The rule of thumb is that when points are relatively close in frequency, the reconstruction is well conditioned, but when they are far away, the reconstruction becomes ill-conditioned.

Now, in order to exploit  sparsity, we need to have an incoherent sampling pattern. But it turns out, that just choosing samples at random is not a good idea, because the distances between samples are not preserved. Globally,  such a sampling scheme has uniform density, but locally, you will get high density areas and "holes". These "holes" really mess up the receiver array source of redundancy. On the other hand, using a Poisson disc sampling distribution provides local uniform sampling everywhere, and also incoherency. So, both sources of redundancy are maximally exploited.

Slides 86-102 explain how parallel imaging reconstruction is done in practice. But I guess if you are not familiar with the concept it is harder to understand without the animation. Try the quicktime version, it is cool.


The conditioning of the parallel imaging reconstruction is actually more than a rule of thumb, It can  be calculated analytically. But I wanted to simplify the explanation.
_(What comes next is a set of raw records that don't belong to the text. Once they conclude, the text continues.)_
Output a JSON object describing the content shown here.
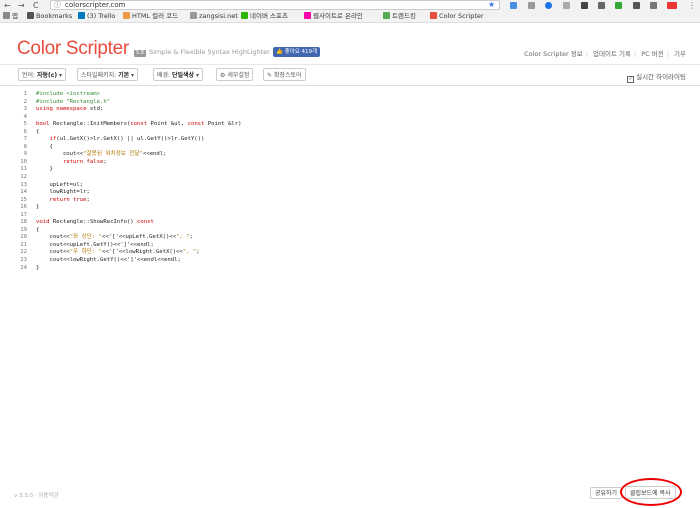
{
  "browser": {
    "url": "colorscripter.com",
    "back": "←",
    "forward": "→",
    "reload": "C",
    "star": "★",
    "bookmarks": [
      {
        "label": "앱",
        "color": "#888"
      },
      {
        "label": "Bookmarks",
        "color": "#555"
      },
      {
        "label": "(3) Trello",
        "color": "#0079bf"
      },
      {
        "label": "HTML 컬러 코드",
        "color": "#e94"
      },
      {
        "label": "zangsisi.net",
        "color": "#999"
      },
      {
        "label": "네이버 스포츠",
        "color": "#2db400"
      },
      {
        "label": "웹사이트로 온라인",
        "color": "#f0a"
      },
      {
        "label": "트렌드킹",
        "color": "#5a5"
      },
      {
        "label": "Color Scripter",
        "color": "#e74c3c"
      }
    ]
  },
  "header": {
    "logo": "Color Scripter",
    "version_badge": "5.8",
    "tagline": "Simple & Flexible Syntax HighLighter",
    "like_label": "좋아요 419개",
    "nav": [
      "Color Scripter 정보",
      "업데이트 기록",
      "PC 버전",
      "기부"
    ]
  },
  "toolbar": {
    "lang_label": "언어:",
    "lang_value": "자동(c)",
    "style_label": "스타일패키지:",
    "style_value": "기본",
    "bg_label": "배경:",
    "bg_value": "단일색상",
    "detail": "세부설정",
    "store": "확장스토어",
    "realtime": "실시간 하이라이팅"
  },
  "code_lines": [
    [
      [
        "pp",
        "#include <iostream>"
      ]
    ],
    [
      [
        "pp",
        "#include \"Rectangle.h\""
      ]
    ],
    [
      [
        "kw",
        "using namespace"
      ],
      [
        "tx",
        " std;"
      ]
    ],
    [],
    [
      [
        "ty",
        "bool"
      ],
      [
        "tx",
        " Rectangle::InitMembers("
      ],
      [
        "kw",
        "const"
      ],
      [
        "tx",
        " Point &ul, "
      ],
      [
        "kw",
        "const"
      ],
      [
        "tx",
        " Point &lr)"
      ]
    ],
    [
      [
        "tx",
        "{"
      ]
    ],
    [
      [
        "tx",
        "    "
      ],
      [
        "kw",
        "if"
      ],
      [
        "tx",
        "(ul.GetX()>lr.GetX() || ul.GetY()>lr.GetY())"
      ]
    ],
    [
      [
        "tx",
        "    {"
      ]
    ],
    [
      [
        "tx",
        "        cout<<"
      ],
      [
        "st",
        "\"잘못된 위치정보 전달\""
      ],
      [
        "tx",
        "<<endl;"
      ]
    ],
    [
      [
        "tx",
        "        "
      ],
      [
        "kw",
        "return false"
      ],
      [
        "tx",
        ";"
      ]
    ],
    [
      [
        "tx",
        "    }"
      ]
    ],
    [],
    [
      [
        "tx",
        "    upLeft=ul;"
      ]
    ],
    [
      [
        "tx",
        "    lowRight=lr;"
      ]
    ],
    [
      [
        "tx",
        "    "
      ],
      [
        "kw",
        "return true"
      ],
      [
        "tx",
        ";"
      ]
    ],
    [
      [
        "tx",
        "}"
      ]
    ],
    [],
    [
      [
        "ty",
        "void"
      ],
      [
        "tx",
        " Rectangle::ShowRecInfo() "
      ],
      [
        "kw",
        "const"
      ]
    ],
    [
      [
        "tx",
        "{"
      ]
    ],
    [
      [
        "tx",
        "    cout<<"
      ],
      [
        "st",
        "\"좌 상단: \""
      ],
      [
        "tx",
        "<<'['<<upLeft.GetX()<<"
      ],
      [
        "st",
        "\", \""
      ],
      [
        "tx",
        ";"
      ]
    ],
    [
      [
        "tx",
        "    cout<<upLeft.GetY()<<']'<<endl;"
      ]
    ],
    [
      [
        "tx",
        "    cout<<"
      ],
      [
        "st",
        "\"우 하단: \""
      ],
      [
        "tx",
        "<<'['<<lowRight.GetX()<<"
      ],
      [
        "st",
        "\", \""
      ],
      [
        "tx",
        ";"
      ]
    ],
    [
      [
        "tx",
        "    cout<<lowRight.GetY()<<']'<<endl<<endl;"
      ]
    ],
    [
      [
        "tx",
        "}"
      ]
    ]
  ],
  "footer": {
    "version": "v 3.3.0  ·  이용약관",
    "share": "공유하기",
    "copy": "클립보드에 복사"
  }
}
I watched the Quicktime version and then asked:

One more thing, since MRI is ahead with regards to other technologiesimplementing CS, can you poinpoint for me a formula/bound in your work that lays out thw analytical calculation you just mentioned ?

Miki kindly responded with 

Pruessmann KP, Weiger M, Scheidegger MB, Boesiger P., SENSE: Sensitivity Encoding for Fast MRI , Magn Reson Med. 1999 Nov;42(5):952-62.
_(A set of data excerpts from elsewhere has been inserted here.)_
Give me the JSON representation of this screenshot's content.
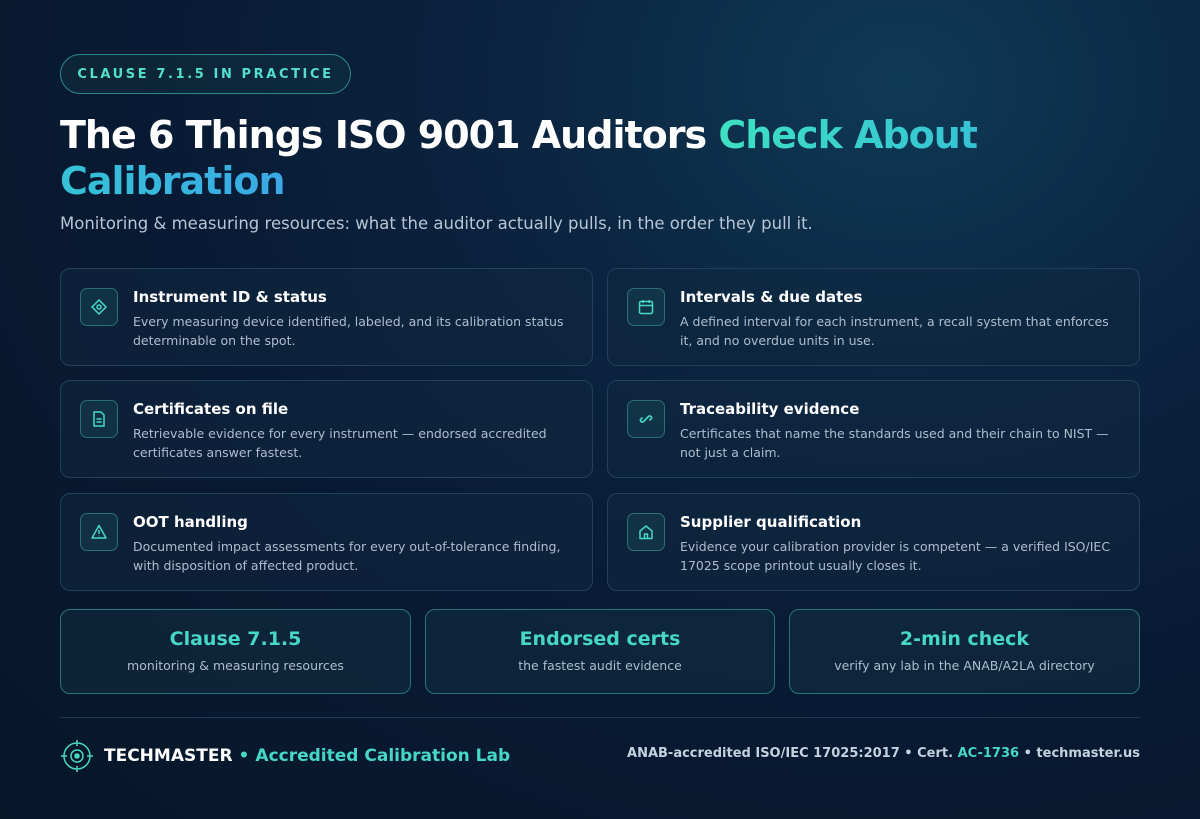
{
  "badge": "CLAUSE 7.1.5 IN PRACTICE",
  "title": {
    "part1": "The 6 Things ISO 9001 Auditors ",
    "part2": "Check About Calibration"
  },
  "subtitle": "Monitoring & measuring resources: what the auditor actually pulls, in the order they pull it.",
  "cards": [
    {
      "icon": "tag-icon",
      "title": "Instrument ID & status",
      "desc": "Every measuring device identified, labeled, and its calibration status determinable on the spot."
    },
    {
      "icon": "calendar-icon",
      "title": "Intervals & due dates",
      "desc": "A defined interval for each instrument, a recall system that enforces it, and no overdue units in use."
    },
    {
      "icon": "document-icon",
      "title": "Certificates on file",
      "desc": "Retrievable evidence for every instrument — endorsed accredited certificates answer fastest."
    },
    {
      "icon": "link-icon",
      "title": "Traceability evidence",
      "desc": "Certificates that name the standards used and their chain to NIST — not just a claim."
    },
    {
      "icon": "warning-icon",
      "title": "OOT handling",
      "desc": "Documented impact assessments for every out-of-tolerance finding, with disposition of affected product."
    },
    {
      "icon": "building-icon",
      "title": "Supplier qualification",
      "desc": "Evidence your calibration provider is competent — a verified ISO/IEC 17025 scope printout usually closes it."
    }
  ],
  "stats": [
    {
      "value": "Clause 7.1.5",
      "label": "monitoring & measuring resources"
    },
    {
      "value": "Endorsed certs",
      "label": "the fastest audit evidence"
    },
    {
      "value": "2-min check",
      "label": "verify any lab in the ANAB/A2LA directory"
    }
  ],
  "footer": {
    "brand": "TECHMASTER",
    "separator": "•",
    "tagline": "Accredited Calibration Lab",
    "accreditation": "ANAB-accredited ISO/IEC 17025:2017 • Cert. ",
    "cert": "AC-1736",
    "site_prefix": " • ",
    "site": "techmaster.us"
  },
  "colors": {
    "accent": "#46d8c4",
    "background": "#081a33",
    "card_border": "#23405a"
  }
}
Pruessmann KP, Weiger M, Börnert P, Boesiger P., Advances in sensitivity encoding with arbitrary k-space trajectories. Magn Reson Med. 2001 Oct;46(4):638-51.

Thanks Miki!

The first reference pinpoints the issue at hand in gathering a signal from multiple sensors at the same time 

There are actually two kinds of noise that affect SENSE images, i.e., noise in sample values and noise in sensitivity data. The latter, however, can usually be reduced to a negligible level by smoothing. Then Eq. [8] for the calculation of image noise holds. This equation illustrates two important aspects of noise propagation in SENSE reconstruction.

First, with multiple channels the diagonal entries in \Psi vary from channel to channel and there is noise correlation between samples taken simultaneously, i.e., there are non-zero cross-terms. Second, unlike a matrix representation of FFT, a SENSE reconstruction matrix generally is not unitary. As a consequence, unlike standard Fourier images the noise level in a SENSE image varies from pixel to pixel and there is noise correlation between pixels.

4 comments:

Anonymous said...

I wonder how random sampling is better than poisson-disc sampling in case of single coil with regard to CS point of view as we have local high and low density areas in case of random sampling?
Thanks

Anonymous said...

I am not yet sure if random sampling is better. Random sampling has uniform coherence (or lack of) between pixels. Poisson disc has higher coherence between pixels at a distance larger than the disc radius, and lower coherence with closer pixels.

I guess it depends on the statistics of the signal.

Anonymous said...

Which method you are using to generate poisson disc sampling pattern as it is quite computationally expensive.

Davide

Anonymous said...

I used dart throwing usin the code available at: http://www.cs.virginia.edu/~gfx/pubs/antimony/

The computational complexity is negligible. We generated a very large set of a poisson disc sampling pattern (supports a Nyquist rate equivalent of 1024x1024 matrix). Whenever we need to scan, we crop the sampling pattern and stretch it according to the desired field of view and resolution. This is implemented on an MRI scanner and has no delay what so ever.

Originally, I think it took about 20 min to generate that sampling pattern, but we did it only once.